Ces multiples tableaux, le plus souvent mal écrit en termes de dialogues surréalistes qu’aucun poilu n’aurait tenu parce que verbalisant l’inutile à formuler, forment une superposition interminable de héros, les mettant parfois dans des situations stupides comme ce brancardier qui revient avec 10 baïonnettes des morts (page 170). L’allemand est bien entendu soit stupide, soit barbare. La tentative de négociation faite pour récupérer un blessé s’achève par l’achèvement ce celui-ci à la grenade (pages 186 à 189). Ainsi, le « Teuton », le « Fritz » ou le « Boche » ne peut être que mort ou prisonnier, mais Dieterlen avance même « Mais il ne fallait pas qu’il y en eût trop ! » (page 214), d’autant qu’amadoués et renseignés sur la réalité de la guerre ; « Dans la suite, ils devinrent moins naïfs et se rendaient plus facilement » (page 217). D’autres pleutres demandent même aux français d’assassiner leurs officiers (page 228). Quant aux bleus des classes 14 et 15, ils meurent insouciants et naïfs (page 198). Tout l’ouvrage n’est donc une longue suite de verbiage sans précision ni technicité, au-delà du moindre intérêt. À peine Dieterlen s’interroge-t-il sur le « syndrome du survivant » dans la grande boucherie, concluant pour toute analyse seulement que « la mort est lâche » ! (page 203). Dieterlen, qui dédie l’ouvrage « À la gloire de tous les Héros obscurs morts au Bois Le Prêtre. À toux ceux qui leur sont chers », s’essaye ainsi à rendre hommage aux différentes armes ; soldats et officiers, brancardiers, agents de liaison, hommes du génie (chapitre plus surréaliste encore d’inepties, d’insavoir et d’outrances), blessés et prisonniers, etc., mais avec une injustesse qui classe ce Le Bois le Prêtre dans l’un des pires ouvrages de la pourtant intéressante collection bleue des « mémoires et récits de guerre » d’Hachette. Enfin, au relevé des rares dates avancées dans le livre (voir infra), celui-ci n’étale de fait sa narration que sur une période, entre l’arrivée et la relève, au printemps 1915, soit entre la mi-mars et le 10 avril, alors qu’il avance en sous-titre la période Octobre 1914 – avril 1915. Cela correspond manifestement à la courte expérience qu’il a pourtant bien eu lui-même du Bois Le Prêtre.
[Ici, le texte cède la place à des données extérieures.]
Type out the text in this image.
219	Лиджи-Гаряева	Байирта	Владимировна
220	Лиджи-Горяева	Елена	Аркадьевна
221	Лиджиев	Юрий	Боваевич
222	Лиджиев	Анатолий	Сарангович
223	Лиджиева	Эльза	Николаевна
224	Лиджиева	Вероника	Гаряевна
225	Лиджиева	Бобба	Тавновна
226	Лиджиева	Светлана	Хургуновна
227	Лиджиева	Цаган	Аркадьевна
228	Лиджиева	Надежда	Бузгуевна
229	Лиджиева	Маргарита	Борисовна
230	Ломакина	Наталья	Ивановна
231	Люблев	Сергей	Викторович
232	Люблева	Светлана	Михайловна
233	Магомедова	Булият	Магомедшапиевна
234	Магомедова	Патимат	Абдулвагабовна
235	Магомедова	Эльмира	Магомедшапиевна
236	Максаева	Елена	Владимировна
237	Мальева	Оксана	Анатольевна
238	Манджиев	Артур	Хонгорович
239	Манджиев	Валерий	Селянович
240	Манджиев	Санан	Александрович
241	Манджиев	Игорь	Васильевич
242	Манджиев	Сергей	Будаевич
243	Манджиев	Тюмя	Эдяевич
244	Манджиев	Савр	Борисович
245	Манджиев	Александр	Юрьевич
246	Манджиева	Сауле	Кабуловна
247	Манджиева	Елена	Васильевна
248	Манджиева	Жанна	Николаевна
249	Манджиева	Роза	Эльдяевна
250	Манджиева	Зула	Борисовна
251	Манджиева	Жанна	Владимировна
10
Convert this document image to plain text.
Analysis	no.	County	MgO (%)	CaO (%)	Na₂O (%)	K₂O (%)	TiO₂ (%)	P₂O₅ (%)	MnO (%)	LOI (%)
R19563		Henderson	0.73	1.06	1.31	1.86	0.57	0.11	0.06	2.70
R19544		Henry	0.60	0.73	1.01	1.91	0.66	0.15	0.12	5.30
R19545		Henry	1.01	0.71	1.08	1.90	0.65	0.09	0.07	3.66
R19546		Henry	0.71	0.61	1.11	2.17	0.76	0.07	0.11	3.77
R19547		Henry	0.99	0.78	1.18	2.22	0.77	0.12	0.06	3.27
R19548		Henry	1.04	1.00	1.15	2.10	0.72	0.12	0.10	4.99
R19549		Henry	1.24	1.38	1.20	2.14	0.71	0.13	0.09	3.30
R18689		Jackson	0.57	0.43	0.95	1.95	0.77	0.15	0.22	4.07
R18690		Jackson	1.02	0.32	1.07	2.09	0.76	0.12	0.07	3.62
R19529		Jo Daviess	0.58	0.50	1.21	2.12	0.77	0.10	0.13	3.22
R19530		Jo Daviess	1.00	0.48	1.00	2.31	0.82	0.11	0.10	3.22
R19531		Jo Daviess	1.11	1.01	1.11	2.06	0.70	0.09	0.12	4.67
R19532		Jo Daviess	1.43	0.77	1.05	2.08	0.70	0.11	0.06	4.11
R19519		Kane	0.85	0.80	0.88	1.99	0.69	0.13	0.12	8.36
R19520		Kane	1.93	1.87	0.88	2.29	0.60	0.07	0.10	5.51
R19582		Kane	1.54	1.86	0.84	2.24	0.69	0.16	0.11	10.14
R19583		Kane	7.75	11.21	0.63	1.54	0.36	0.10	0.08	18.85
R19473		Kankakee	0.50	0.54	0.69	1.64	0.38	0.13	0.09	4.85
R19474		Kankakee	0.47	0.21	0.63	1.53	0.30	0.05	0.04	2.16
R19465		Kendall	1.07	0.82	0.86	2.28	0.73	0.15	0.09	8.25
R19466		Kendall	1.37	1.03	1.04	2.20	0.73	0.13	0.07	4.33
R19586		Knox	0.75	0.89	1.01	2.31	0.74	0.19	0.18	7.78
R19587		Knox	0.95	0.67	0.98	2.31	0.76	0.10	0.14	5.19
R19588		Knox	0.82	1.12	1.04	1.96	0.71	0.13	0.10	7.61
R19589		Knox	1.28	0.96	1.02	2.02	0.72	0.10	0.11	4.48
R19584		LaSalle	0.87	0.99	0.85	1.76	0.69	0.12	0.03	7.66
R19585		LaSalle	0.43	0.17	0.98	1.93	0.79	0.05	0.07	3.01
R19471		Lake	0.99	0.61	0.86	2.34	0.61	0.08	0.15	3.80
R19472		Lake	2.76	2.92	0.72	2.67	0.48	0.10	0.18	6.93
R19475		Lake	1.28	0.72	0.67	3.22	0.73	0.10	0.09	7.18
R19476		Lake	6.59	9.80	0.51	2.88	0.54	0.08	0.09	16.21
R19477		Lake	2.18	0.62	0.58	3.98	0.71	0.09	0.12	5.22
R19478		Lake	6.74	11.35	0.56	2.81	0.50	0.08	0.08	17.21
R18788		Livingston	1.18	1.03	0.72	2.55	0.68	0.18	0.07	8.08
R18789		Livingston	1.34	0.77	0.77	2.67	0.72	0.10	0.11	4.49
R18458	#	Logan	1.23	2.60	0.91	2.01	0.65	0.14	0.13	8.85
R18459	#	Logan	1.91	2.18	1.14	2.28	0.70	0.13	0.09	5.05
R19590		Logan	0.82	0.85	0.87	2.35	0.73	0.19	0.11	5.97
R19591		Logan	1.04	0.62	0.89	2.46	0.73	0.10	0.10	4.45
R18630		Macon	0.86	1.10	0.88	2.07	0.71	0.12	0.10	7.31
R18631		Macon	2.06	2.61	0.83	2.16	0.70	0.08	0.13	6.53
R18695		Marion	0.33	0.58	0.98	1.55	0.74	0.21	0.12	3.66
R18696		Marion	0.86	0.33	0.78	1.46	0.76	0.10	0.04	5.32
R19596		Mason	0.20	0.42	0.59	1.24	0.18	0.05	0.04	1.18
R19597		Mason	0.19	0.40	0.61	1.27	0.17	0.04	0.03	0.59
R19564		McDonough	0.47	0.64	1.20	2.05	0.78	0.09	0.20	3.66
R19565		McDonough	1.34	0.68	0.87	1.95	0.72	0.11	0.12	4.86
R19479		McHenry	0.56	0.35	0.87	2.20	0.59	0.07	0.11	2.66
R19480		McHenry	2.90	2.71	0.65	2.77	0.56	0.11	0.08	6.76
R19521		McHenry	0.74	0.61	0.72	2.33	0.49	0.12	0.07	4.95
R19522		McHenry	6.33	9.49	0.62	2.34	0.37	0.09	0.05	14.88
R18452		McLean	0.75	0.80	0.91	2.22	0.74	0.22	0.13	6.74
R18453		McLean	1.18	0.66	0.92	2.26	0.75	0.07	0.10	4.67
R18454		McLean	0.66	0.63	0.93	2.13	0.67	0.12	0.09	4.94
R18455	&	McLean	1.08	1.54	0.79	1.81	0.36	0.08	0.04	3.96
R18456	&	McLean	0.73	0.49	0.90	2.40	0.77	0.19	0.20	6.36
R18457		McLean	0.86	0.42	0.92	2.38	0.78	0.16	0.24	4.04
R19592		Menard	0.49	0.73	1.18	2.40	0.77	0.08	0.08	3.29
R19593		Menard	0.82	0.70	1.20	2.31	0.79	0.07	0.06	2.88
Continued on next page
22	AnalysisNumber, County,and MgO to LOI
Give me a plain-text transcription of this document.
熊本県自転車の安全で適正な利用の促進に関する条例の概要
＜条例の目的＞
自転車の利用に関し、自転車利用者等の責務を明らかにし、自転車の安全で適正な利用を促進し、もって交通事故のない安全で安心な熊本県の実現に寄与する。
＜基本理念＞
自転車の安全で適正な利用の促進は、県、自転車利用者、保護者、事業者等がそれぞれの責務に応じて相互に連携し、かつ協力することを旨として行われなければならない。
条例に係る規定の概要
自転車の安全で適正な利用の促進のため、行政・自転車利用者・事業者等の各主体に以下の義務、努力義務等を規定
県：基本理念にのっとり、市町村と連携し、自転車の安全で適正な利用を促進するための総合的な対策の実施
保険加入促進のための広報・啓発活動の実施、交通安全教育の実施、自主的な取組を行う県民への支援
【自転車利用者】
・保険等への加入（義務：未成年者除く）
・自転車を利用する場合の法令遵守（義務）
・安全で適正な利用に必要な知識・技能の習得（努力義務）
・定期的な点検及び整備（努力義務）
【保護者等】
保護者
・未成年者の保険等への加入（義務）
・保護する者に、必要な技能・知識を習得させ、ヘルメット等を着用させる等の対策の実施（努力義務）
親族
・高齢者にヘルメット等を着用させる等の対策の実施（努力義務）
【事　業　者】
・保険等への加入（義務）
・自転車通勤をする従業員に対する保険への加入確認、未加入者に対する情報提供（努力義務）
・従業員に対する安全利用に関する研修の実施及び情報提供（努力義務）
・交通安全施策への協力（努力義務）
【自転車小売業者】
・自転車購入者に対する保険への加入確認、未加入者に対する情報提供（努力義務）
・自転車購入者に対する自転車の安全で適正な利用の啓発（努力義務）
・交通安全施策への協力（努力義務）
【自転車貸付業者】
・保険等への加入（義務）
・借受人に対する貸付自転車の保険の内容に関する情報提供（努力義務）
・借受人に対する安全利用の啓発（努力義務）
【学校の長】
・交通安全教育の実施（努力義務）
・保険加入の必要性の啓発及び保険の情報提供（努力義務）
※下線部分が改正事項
Renseignements tirés de l’ouvrage :
Eléments de datation relevés dans l’ouvrage
Page 14 : 2 avril 1915 (169ème R.I.)
25 et 27 septembre 1914 (combats de Mamey) (avant l’arrivée de la division)
142 : 10 avril 1915
159 : 31 mars 1915
190 : Une nuit d’hiver 1914
204 : Un matin de la fin mars 1915
218 : Le jour de Pâques 1915 (4 avril 1915)
224 : Un jour de l’hiver 1914-1915
233 : Premiers jours du printemps 1915 (rappel : printemps = 21 mars)
245 : Avril 1915

Relevé des toponymes cités dans l’ouvrage (page)
Mamey (2 à 5) – Fey-en-Haye (5, 14, 28, 80, 101, 225) – Régniéville-en-Haye (13) – Thiaucourt (13) – Vilcey-sur-Trey (14) – Hauts de Meuse (100) – Fontaine du Père Hilarion (133) – Auberge Saint-Pierre (134) – Route de Norroy (134) – Maidières (148) – Montauville (164, 192, 193, 269, 273, 277, 278) – Pont-à-Mousson (193) – Ravin des Cuisines (274, 277) – Poste de secours de Clos-Bois (275) – Croix des Carmes (277)

Renseignements tirés de l’ouvrage :
Page 65 : Artisanat de tranchée
90 : Il tire sur un geai
92 : Coup de fusil ayant « le bruit d’un caillou jetée sur de la glace »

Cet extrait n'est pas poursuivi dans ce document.